Il mito, narrato da Ovidio, che racconta dei bellissimi capelli biondi di Medusa trasformati da Minerva in orride serpi come punizione per aver consumato un amplesso con Nettuno nel tempio delle divinità femminili di Fede e Verità, è rivisitato in modo assolutamente originale alla luce di alcuni versi poetici di Giovan Battista Marino.
In un noto madrigale tratto da La Galeria (1620), il poeta finge che sia una mirabile statua di Medusa a parlare: “(…) Non so se mi scolpì scarpel mortale, / o specchiando me stessa in chiaro vetro / la propria vista mia mi fece tale”. Il mito classico è rovesciato per esaltare la virtù dell'ignoto scultore: non è la Gorgone ad impietrire con lo sguardo i suoi nemici, ma è Medusa stessa che, cogliendo per fatale errore la sua immagine in uno specchio, sembra essersi trasformata in marmo.
Un’altra prova delle capacità di Bernini di cogliere nella scultura il climax di un'azione transitoria e la contraddittoria complessità di uno stato d'animo umano.
Ma il Busto di Medusa, nelle intenzioni dell'artista è anche una raffinata metafora barocca sul potere della scultura e sul valore dello scultore. Come Medusa “dimostra la vittoria, che ha la ragione degli inimici contrarij alle virtù” (Cesare Ripa, Iconologia, 1603, 426), la Medusa di Bernini lascia letteralmente “impietriti” dallo stupore i suoi nemici e detrattori con la sua arma più affilata: la virtù del suo scalpello.

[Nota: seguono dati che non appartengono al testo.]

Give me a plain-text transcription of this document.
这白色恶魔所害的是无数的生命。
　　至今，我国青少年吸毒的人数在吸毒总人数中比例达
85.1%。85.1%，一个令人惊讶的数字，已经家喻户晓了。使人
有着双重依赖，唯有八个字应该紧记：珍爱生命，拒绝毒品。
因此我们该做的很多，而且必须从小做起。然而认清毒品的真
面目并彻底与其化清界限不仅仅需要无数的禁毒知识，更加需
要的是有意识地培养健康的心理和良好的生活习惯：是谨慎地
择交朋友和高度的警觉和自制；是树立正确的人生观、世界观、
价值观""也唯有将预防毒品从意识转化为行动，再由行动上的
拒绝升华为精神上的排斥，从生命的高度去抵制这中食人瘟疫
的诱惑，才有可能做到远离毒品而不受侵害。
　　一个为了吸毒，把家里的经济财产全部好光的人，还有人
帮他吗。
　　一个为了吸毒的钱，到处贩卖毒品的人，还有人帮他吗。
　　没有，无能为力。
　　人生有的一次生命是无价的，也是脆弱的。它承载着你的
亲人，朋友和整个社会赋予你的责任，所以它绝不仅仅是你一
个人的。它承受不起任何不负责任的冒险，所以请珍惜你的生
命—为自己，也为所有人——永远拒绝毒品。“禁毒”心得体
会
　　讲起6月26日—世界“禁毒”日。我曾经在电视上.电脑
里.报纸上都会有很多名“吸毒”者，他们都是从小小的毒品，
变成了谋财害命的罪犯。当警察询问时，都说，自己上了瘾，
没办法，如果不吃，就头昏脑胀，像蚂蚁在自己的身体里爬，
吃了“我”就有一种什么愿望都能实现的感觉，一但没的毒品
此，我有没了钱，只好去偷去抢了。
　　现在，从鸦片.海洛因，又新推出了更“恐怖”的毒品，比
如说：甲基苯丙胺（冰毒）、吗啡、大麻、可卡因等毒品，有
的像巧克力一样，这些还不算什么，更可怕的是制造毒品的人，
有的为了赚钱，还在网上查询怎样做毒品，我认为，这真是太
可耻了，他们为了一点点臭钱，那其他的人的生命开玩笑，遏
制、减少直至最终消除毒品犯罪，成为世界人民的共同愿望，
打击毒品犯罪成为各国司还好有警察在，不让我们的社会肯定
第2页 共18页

Benché a tutt’oggi manchino prove documentali, l’opera è stata datata da Irving Lavin ai primi anni del pontificato di Innocenzo X Pamphilj, tra il 1644 e il 1648, quando l’artista fu allontanato dalla corte pontificia come creatura dei Barberini e la sua fama fu temporaneamente oscurata.
In un recente saggio, pubblicato nel 2007, Irving Lavin torna sull’argomento con inedite riflessioni e stabilisce un più stretto rapporto tra il Busto di Costanza Bonarelli, scolpito tra il 1636 e il 1638, e quello di Medusa, forse realizzato da Bernini come contrapposto morale del primo, entrambi comunque ideati come personalissima riflessione dell’artista ed entrambi successivamente donati o ceduti ad altri dall’autore. In base a questa nuova ipotesi di lettura dell’opera la datazione del Busto di Medusa potrebbe essere lievemente anticipata alla fine degli Anni Trenta del Seicento.
I MUSEI CAPITOLINI
I Musei Capitolini comprendono un complesso di edifici localizzati sul colle del Campidoglio, uno dei Sette Colli di Roma. Nell’antichità il colle era il cuore religioso e politico della città, luogo dove sorgevano molti templi, incluso il grandioso Tempio di Giove Capitolino che dominava il Foro.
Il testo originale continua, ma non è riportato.